Lenses are an essential component of a microscope. The power of lenses determines the worth of a microscope. These lenses are made up of high-quality optic glass, which is very different from the ordinary ones we use.
A light microscope has two lenses; the Objective Lens and an Eyepiece. The product of the power of both gives the magnification of that microscope, usually ranging from 10x to 2000x.
The microscope generates a highly magnified, visibly cleared, and illuminated image with the help of different types of lenses used in microscopes and a light source.
1. Ocular Lens
An ocular lens or eyepiece is placed at the end of the body tube. The observer views a magnified image of the specimen through the eyepiece. The eyepiece further magnifies the real image created by the objective lens and forms a virtual image.
A light microscope usually uses two types of eyepiece; the negative eyepiece having an internal diaphragm and the positive eyepiece having a diaphragm below the eyepiece. We have a complete guide on light microscopes working here.
The negative eyepiece has two lenses, and both are plano-convex lenses, one close to the observer’s eye, called the upper lens or the eye lens, and the other that is beneath the diaphragm is called the lower lens or the field lens.
The positive eyepiece also has two lenses; an eye lens and a field lens. They are plano-convex lenses. The curved surface of the field lens is faced towards the eye lens.
The eyepiece has a unique phenomenon of the field stop. Field stop blocks excess light rays, hence increasing the field of view.
The following are the types of eyepiece based on the structure of the field stop.
Ramsden is another name for the positive eyepiece. It consists of two plano-convex lenses, with the curved surface facing inwards. The field stop of the Ramsden is located outside the lens tube.
It is the simplest form of the negative eyepiece. Huygens’s lens consists of two plano-convex lenses that face inwards. The field stop is located within the lens tube. They are suitable for low magnification and are used frequently in school laboratories.
Kellner lens is a modified version of the Ramsden lens. It features three lenses. The Kellner lens system uses an achromatic doublet in place of a plano-convex lens in the Ramsden lens. They offer a much larger field of view in comparison to the Huygens lens and Ramsden lens.
A wide-field lens is used to view live specimens.
2. Objective Lens
The objective lenses are placed near the specimen. It creates a magnified virtual image of the object. They are attached to a rotating circular disc on the nose piece.

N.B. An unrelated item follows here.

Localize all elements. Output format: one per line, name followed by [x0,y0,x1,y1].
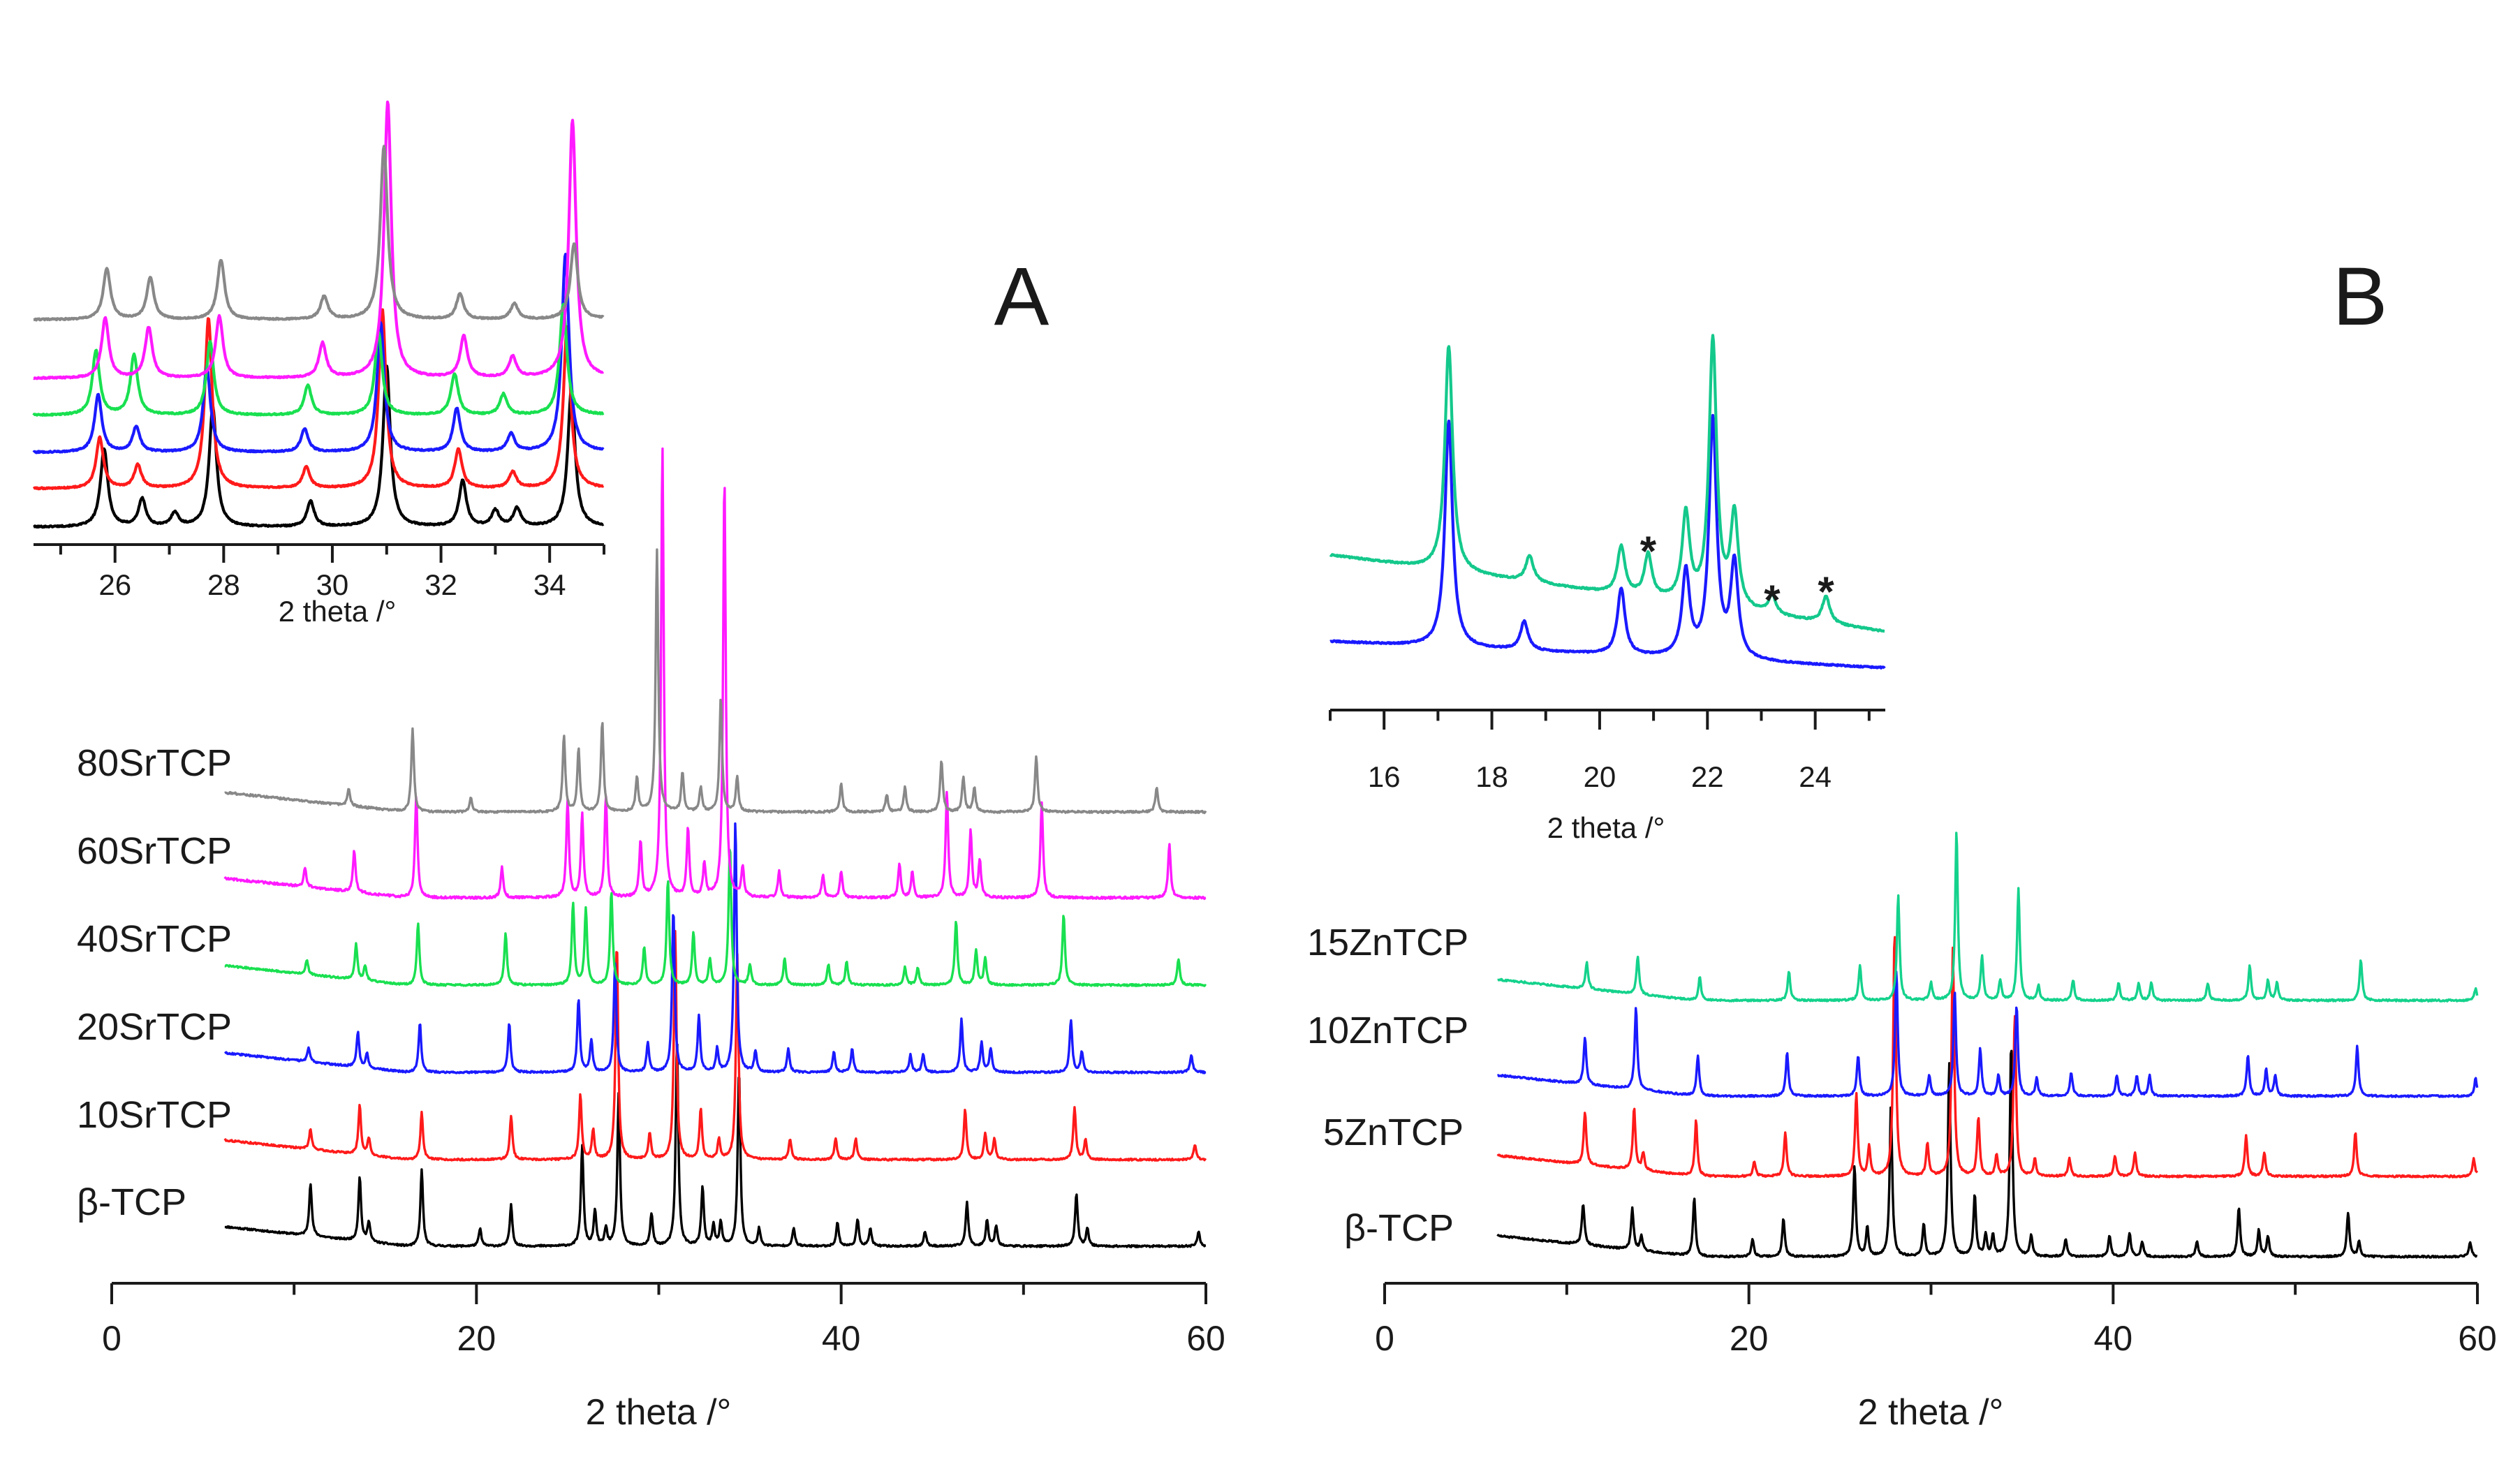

Objective lenses of a light microscope have two features; magnification and numerical aperture. The magnification ranges from 4x to 100x, and the numerical aperture ranges from 0.10 to 1.25.
A light microscope usually has the following four objective lenses
- Scanning Objective lens that has a magnification power of 4x
- A small objective lens that has a magnification power of 10x
- A large objective lens having up to 100x magnification
- Oil-immersion lens having magnification higher than 100x
To improve color aberration created by the objective lens, different lenses are available which are as follows
The apochromatic lens has a large numerical aperture and a better resolution. It makes the refractive index of three wavelengths of light the same.
Semi Apochromatic Lens
Semi apochromatic lens is also known as a fluorite lens. It is used for fluorescence observation. It makes the refractive indexes of three wavelengths of light the same.
The achromatic lens makes the refractive index of the two wavelengths of the light the same.
There are two immersion lenses available; water immersion lens and oil immersion lens. The basic phenomenon is using a liquid between the objective lens and specimen.
3. Condenser Lens
A condenser lens is placed under the stage before the diaphragm. It focuses the rays of light onto the specimen through the diaphragm. It is essential for the clarity of the image.
For color aberration, the following are the types of condenser lenses available.
Abbe Condensor has two lenses; a plano-convex lens and a bi-convex lens. It is used for routine observations in schools and hospitals.
The achromatic condenser has four lenses. It corrects spherical and chromatic aberrations. It is widely used in laboratories.
The Aplanatic Condensor uses five lens elements. It focuses light in a single plane. Aplanatic Condensors are used for producing white and black images.
A light microscope uses a series of lenses to produce a highly magnified image. The quality of lenses describes the worth of the microscope. These lenses are available in the best possible types to remove the color aberration and improve the field stop.
The objective lens and eyepiece are the two primary lenses for magnification, whereas the third type is known as the condenser lens that focuses the light onto the specimen. All these collectively work in the microscope to bring your desired level of zooming the object.